About six weeks ago, Giovannetti went under the knife. Because the surgery was performed as a preventative measure — a procedure brought to the public eye by Angelina Jolie, who, witnessing her mother’s slow battle with cancer, underwent a double mastectomy in 2013 — Giovannetti kept her nipples. She’ll receive breast reconstruction in the coming months.

She’s hopeful women will talk to their doctors about their cancer risks. She’s hopeful they’ll talk to each other, too.

“It’s kind of a taboo subject,” Giovannetti said. “I think the more we speak about it, we will over time see occurence and diagnosis — God willing — decrease.”

Changing relationships

Camille Motley was 45 with a 5-year-old son when doctors said the lump in her right breast was cancerous.

She had to stay alive for him, she remembers.

“I wanted to take absolutely every measure to prolong my life,” said Motley, now 48, and a teacher at P.A. Owens Christian Academy. She tested positive for the BRCA1 gene mutation, which increases the risk of breast and ovarian cancer, as well as pancreatic cancer. “Hearing that I had the mutation, that started to make me lean toward having not only a mastectomy, but a double mastectomy.”

She wasn’t so worried about her appearance, but she worried what her husband would think.

That’s not an uncommon fear, said Margo Otto, a social worker at Comprehensive Cancer Centers of Nevada, who leads a support group for breast cancer survivors.

“They’re worried about how their relationships could change, like with their partner,” Otto said. “As women, there’s … a lot of focus in terms of our body image on breasts.”

Motley’s husband didn’t mind. If she wanted reconstruction, she’d be the “bionic woman,” she remembers him saying.

“Once I got used to just having these mounds up top, I’m OK with my image,” Motley said, adding that she doesn’t mind being able to buy blouses a size down now. “Don’t fear.”

A personal decision

Melissa Tolentino, 50, faced death head-on when an infection that started in her IV port spread throughout her body. Tolentino had already fought off stage 3 breast cancer at 41 and was battling a sarcoma diagnosis.

Three years later and in remission, Tolentino has lost her breasts twice.

“I felt ugly,” Tolentino remembers of her double mastectomy and, later, the removal of her right reconstructed breast. “Not whole as a woman.”

She cares less now. Maybe it’s her age or the reassurance of her husband, whom she’d just begun dating when she was first diagnosed with cancer nine years ago.

Her children, 25, 18 and 16, have asked her to avoid another surgery, for her own safety. Doctors told Tolentino that reconstructing the breast again would necessitate a seven-hour procedure, so for now she wears a prosthesis in her bra.
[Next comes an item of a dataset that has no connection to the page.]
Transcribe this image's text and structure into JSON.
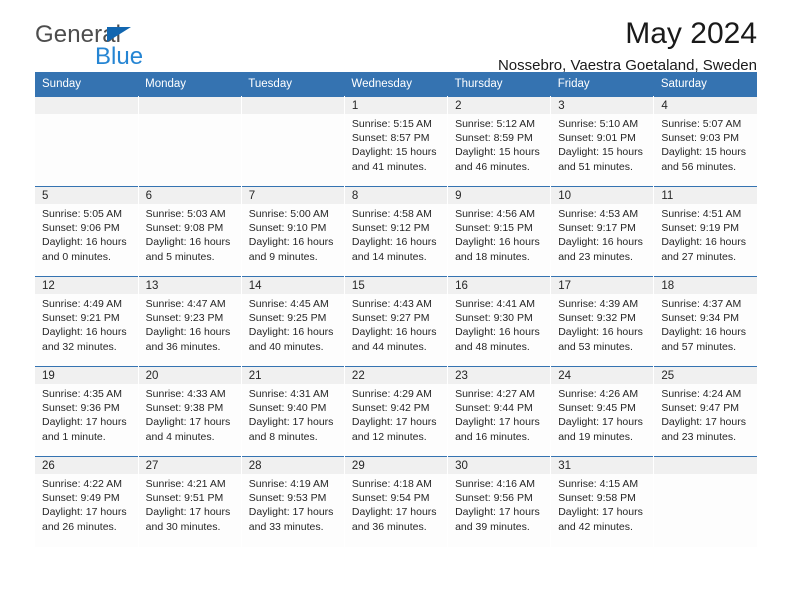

Tolentino reminds women undergoing mastectomies that they have options for regaining a sense of normalcy when their breasts come off.

“Whether you choose to reconstruct or not, that’s your option. Everyone feels differently,” she said. She had areolas tattooed over the scars on her reconstructed breasts, which she said made the process easier.

“It looked like nothing had ever changed,” she said.